La crise a de multiples autres facettes. La rareté des logements est propice à la discrimination dans l’accès au logement dont sont notamment victimes les mères de famille et les femmes appartenant à une minorité visible. La pénurie a aussi des effets particulièrement dramatiques pour les femmes victimes de violence conjugale. Certaines se maintiennent dans des situations de violence, faute de pouvoir en sortir. Des femmes hébergées dans des maisons d’hébergement ne peuvent en sortir parce qu’elles ne trouvent pas un logement convenable à un prix qu’elles puissent payer. Pendant ce temps, d’autres femmes qui ont un urgent besoin d’être hébergées sont condamnées à attendre, au risque de rester dans des situations de violence. Des femmes à faible revenu en situation de vulnérabilité vont parfois se faire demander, par leur propriétaire, d’offrir des faveurs sexuelles en échange d’une partie de loyer. De plus en plus de femmes vivent l’itinérance.

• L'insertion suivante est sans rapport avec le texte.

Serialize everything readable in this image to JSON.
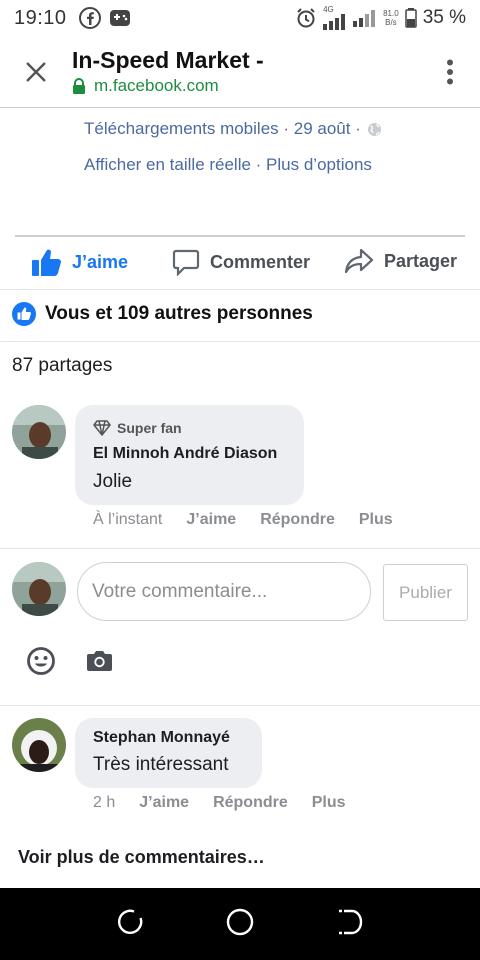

Il est clair que le marché privé, pour lequel l’immobilier est un business, permet de moins en moins à tous et à toutes d’avoir un toit de qualité sur la tête, sans que tout notre revenu y passe. Sa réponse à la crise persistante? Construire des logements de luxe et des condos. Pourtant les besoins des locataires sont énormes : déjà, en 2006, 203 085 d’entre eux et elles payaient plus que la moitié de leur revenu pour se loger et 87 075, plus de 80 %. Pour le FRAPRU, le logement est avant tout un droit, plutôt qu’une marchandise. La solution pour que ce droit soit effectif est de sortir le logement du marché privé et de construire du logement social, sous toutes ses formes (des coopératives, des organismes sans but lucratif et, de nouveau, des HLM). Afin de pouvoir répondre à tous les besoins, ça prend des investissements substantiels et à long terme. Le FRAPRU revendique 50 000 nouveaux logements en cinq ans. Cela représente le strict minimum, puisqu’à moyen terme, le FRAPRU souhaite qu’on double le nombre de logements sociaux au Québec. Alors que certaines sociétés ont fait le choix de donner prépondérance au logement social, celui-ci n’occupe que 11 % de l’ensemble du parc de logements locatifs québécois. Évidemment, c’est un pas important pour lutter contre la pauvreté, mais ce n’est pas suffisant. Pour ce faire, on doit assurer à tous et toutes un revenu décent : augmenter le salaire minimum, augmenter l’aide sociale et mettre fin aux catégories entre aptes et inaptes, arrêter le détournement des pensions alimentaires aux personnes aux études et à l’aide sociale…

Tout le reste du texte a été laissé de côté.